Enhanced Arabidopsis disease resistance against Botrytis cinerea induced by sulfur dioxide

• Published in: Ecotoxicology and environmental safety Vol. 147; pp. 523 - 529
• Main Authors: Xue, Meizhao, Yi, Huilan
• Format: Journal Article
• Language: English
• Published: Netherlands Elsevier Inc 01.01.2018
• Subjects: Arabidopsis - genetics; Arabidopsis - metabolism; Arabidopsis - microbiology; Arabidopsis thaliana; Botrytis - growth & development; Botrytis cinerea; Defence response; Disease Resistance - drug effects; Disease Resistance - genetics; Gene Expression Regulation, Plant - drug effects; Genes, Plant; Induced resistance; MicroRNA; MicroRNAs - genetics; Plant Diseases - genetics; Plant Diseases - microbiology; Plant Diseases - prevention & control; Sulfur dioxide; Sulfur Dioxide - pharmacology; Arabidopsis thaliana; MicroRNA; Botrytis cinerea; Induced resistance; Defence response; Sulfur dioxide
• ISSN: 0147-6513; 1090-2414
• DOI: 10.1016/j.ecoenv.2017.09.011

Sulfur dioxide (SO2) is a common air pollutant that has complex impacts on plants. The effect of prior exposure to 30mgm−3 SO2 on defence against Botrytis cinerea (B. cinerea) in Arabidopsis thaliana and the possible mechanisms of action were investigated. The results indicated that pre-exposure to 30mgm−3 SO2 resulted in significantly enhanced resistance to B. cinerea infection. SO2 pre-treatment significantly enhanced the activities of defence-related enzymes including phenylalanine ammonia-lyase (PAL), polyphenol oxidase (PPO), β-1,3-glucanase (BGL) and chitinase (CHI). Transcripts of the defence-related genes PAL, PPO, PR2, and PR3, encoding PAL, PPO, BGL and CHI, respectively, were markedly elevated in Arabidopsis plants pre-exposed to SO2 and subsequently inoculated with B. cinerea (SO2+ treatment group) compared with those that were only treated with SO2 (SO2) or inoculated with B. cinerea (CK+). Moreover, SO2 pre-exposure also led to significant increases in the expression levels of MIR393, MIR160 and MIR167 in Arabidopsis. Meanwhile, the expression of known targets involved in the auxin signalling pathway, was negatively correlated with their corresponding miRNAs.
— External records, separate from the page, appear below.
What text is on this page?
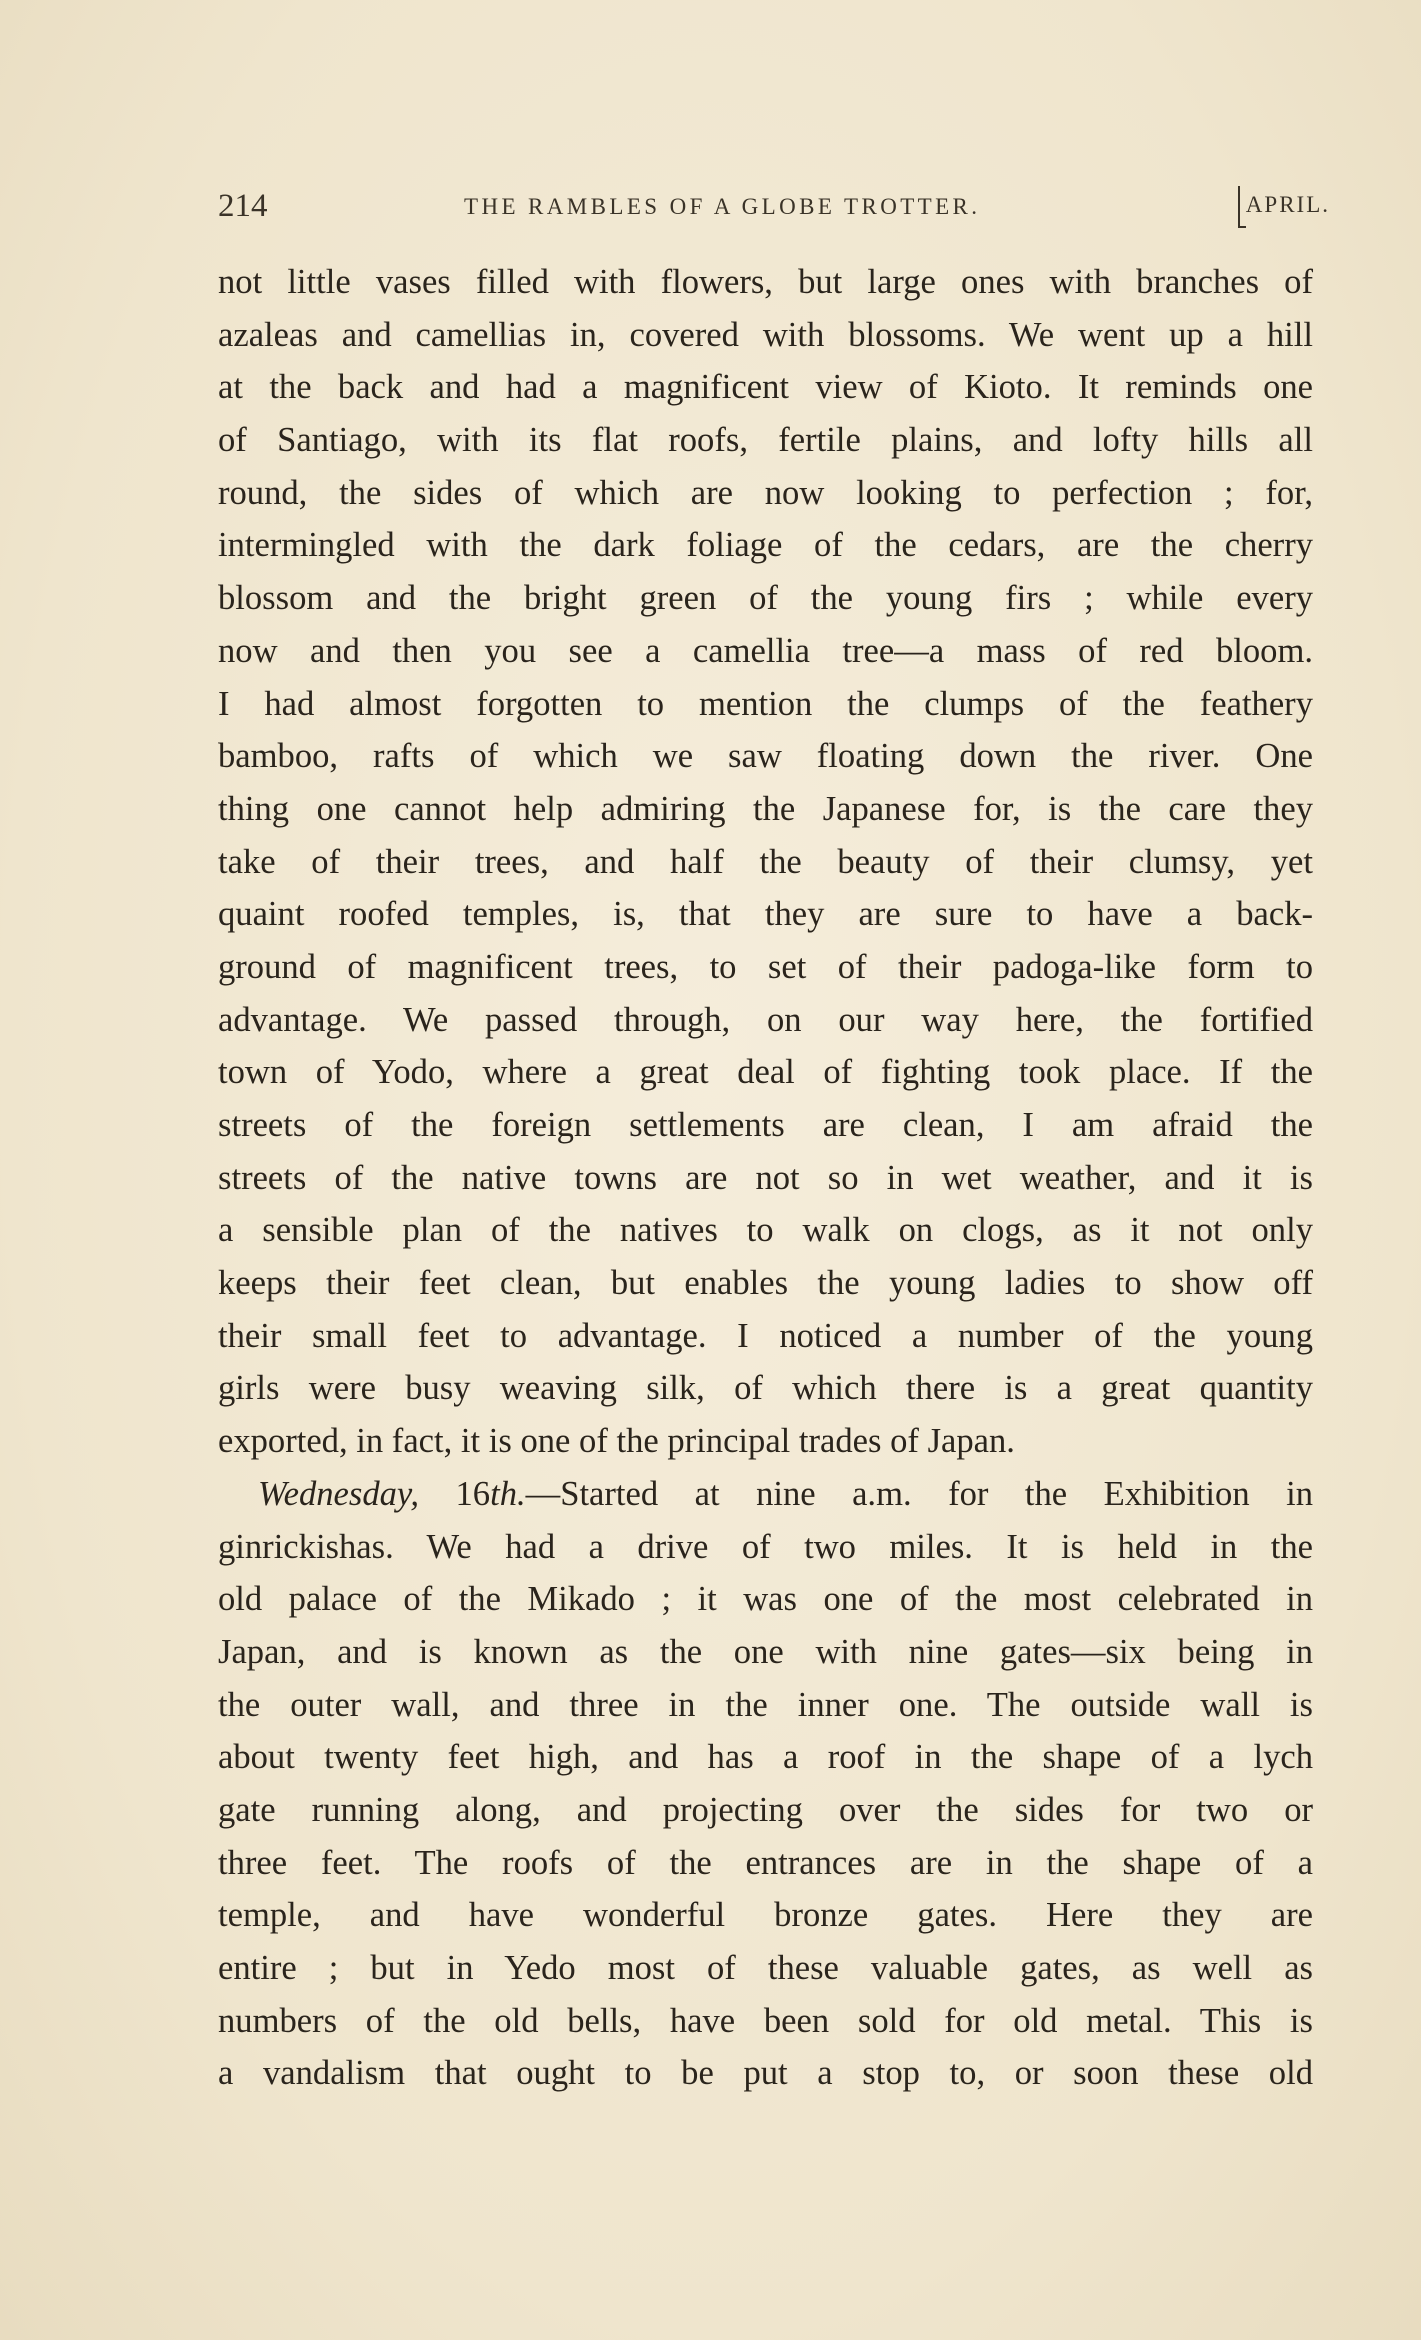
214	THE RAMBLES OF A GLOBE TROTTER.	APRIL.
not little vases filled with flowers, but large ones with branches of
azaleas and camellias in, covered with blossoms. We went up a hill
at the back and had a magnificent view of Kioto. It reminds one
of Santiago, with its flat roofs, fertile plains, and lofty hills all
round, the sides of which are now looking to perfection ; for,
intermingled with the dark foliage of the cedars, are the cherry
blossom and the bright green of the young firs ; while every
now and then you see a camellia tree—a mass of red bloom.
I had almost forgotten to mention the clumps of the feathery
bamboo, rafts of which we saw floating down the river. One
thing one cannot help admiring the Japanese for, is the care they
take of their trees, and half the beauty of their clumsy, yet
quaint roofed temples, is, that they are sure to have a back-
ground of magnificent trees, to set of their padoga-like form to
advantage. We passed through, on our way here, the fortified
town of Yodo, where a great deal of fighting took place. If the
streets of the foreign settlements are clean, I am afraid the
streets of the native towns are not so in wet weather, and it is
a sensible plan of the natives to walk on clogs, as it not only
keeps their feet clean, but enables the young ladies to show off
their small feet to advantage. I noticed a number of the young
girls were busy weaving silk, of which there is a great quantity
exported, in fact, it is one of the principal trades of Japan.
Wednesday, 16th.—Started at nine a.m. for the Exhibition in
ginrickishas. We had a drive of two miles. It is held in the
old palace of the Mikado ; it was one of the most celebrated in
Japan, and is known as the one with nine gates—six being in
the outer wall, and three in the inner one. The outside wall is
about twenty feet high, and has a roof in the shape of a lych
gate running along, and projecting over the sides for two or
three feet. The roofs of the entrances are in the shape of a
temple, and have wonderful bronze gates. Here they are
entire ; but in Yedo most of these valuable gates, as well as
numbers of the old bells, have been sold for old metal. This is
a vandalism that ought to be put a stop to, or soon these old
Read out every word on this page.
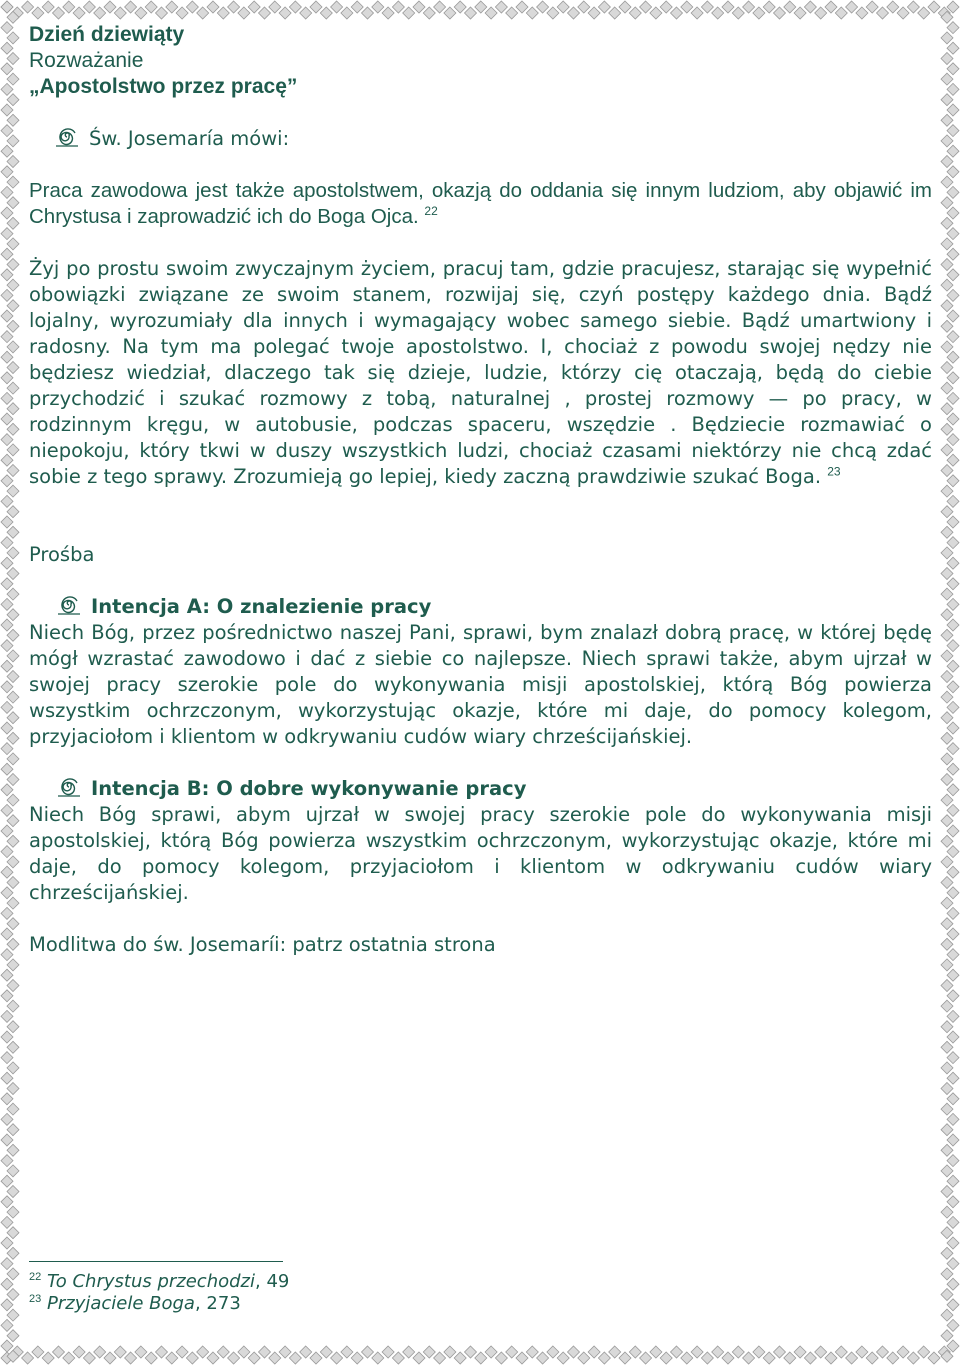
Dzień dziewiąty

Rozważanie

„Apostolstwo przez pracę”

Św. Josemaría mówi:

Praca zawodowa jest także apostolstwem, okazją do oddania się innym ludziom, aby objawić im Chrystusa i zaprowadzić ich do Boga Ojca. $^{22}$

Żyj po prostu swoim zwyczajnym życiem, pracuj tam, gdzie pracujesz, starając się wypełnić obowiązki związane ze swoim stanem, rozwijaj się, czyń postępy każdego dnia. Bądź lojalny, wyrozumiały dla innych i wymagający wobec samego siebie. Bądź umartwiony i radosny. Na tym ma polegać twoje apostolstwo. I, chociaż z powodu swojej nędzy nie będziesz wiedział, dlaczego tak się dzieje, ludzie, którzy cię otaczają, będą do ciebie przychodzić i szukać rozmowy z tobą, naturalnej , prostej rozmowy — po pracy, w rodzinnym kręgu, w autobusie, podczas spaceru, wszędzie . Będziecie rozmawiać o niepokoju, który tkwi w duszy wszystkich ludzi, chociaż czasami niektórzy nie chcą zdać sobie z tego sprawy. Zrozumieją go lepiej, kiedy zaczną prawdziwie szukać Boga. $^{23}$

Prośba

Intencja A: O znalezienie pracy

Niech Bóg, przez pośrednictwo naszej Pani, sprawi, bym znalazł dobrą pracę, w której będę mógł wzrastać zawodowo i dać z siebie co najlepsze. Niech sprawi także, abym ujrzał w swojej pracy szerokie pole do wykonywania misji apostolskiej, którą Bóg powierza wszystkim ochrzczonym, wykorzystując okazje, które mi daje, do pomocy kolegom, przyjaciołom i klientom w odkrywaniu cudów wiary chrześcijańskiej.

Intencja B: O dobre wykonywanie pracy

Niech Bóg sprawi, abym ujrzał w swojej pracy szerokie pole do wykonywania misji apostolskiej, którą Bóg powierza wszystkim ochrzczonym, wykorzystując okazje, które mi daje, do pomocy kolegom, przyjaciołom i klientom w odkrywaniu cudów wiary chrześcijańskiej.

Modlitwa do św. Josemaríi: patrz ostatnia strona

$^{22}$ To Chrystus przechodzi, 49
$^{23}$ Przyjaciele Boga, 273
Additionally, the transcript levels of the primary auxin-response genes GH3-like, BDL/IAA12, and AXR3/IAA17 were markedly repressed. Our findings indicate that 30mgm−3 SO2 pre-exposure enhances disease resistance against B. cinerea in Arabidopsis by priming defence responses through enhancement of defence-related gene expression and enzyme activity, and miRNA-mediated suppression of the auxin signalling pathway. [Display omitted] •Pre-exposure to 30mgm−3 SO2 for 72h significantly enhances resistance to B. cinerea in Arabidopsis.•The priming of defence response is essential for SO2-induced resistance against B. cinerea.•miRNAs-mediated auxin signalling pathway might be important in SO2-induced disease resistance.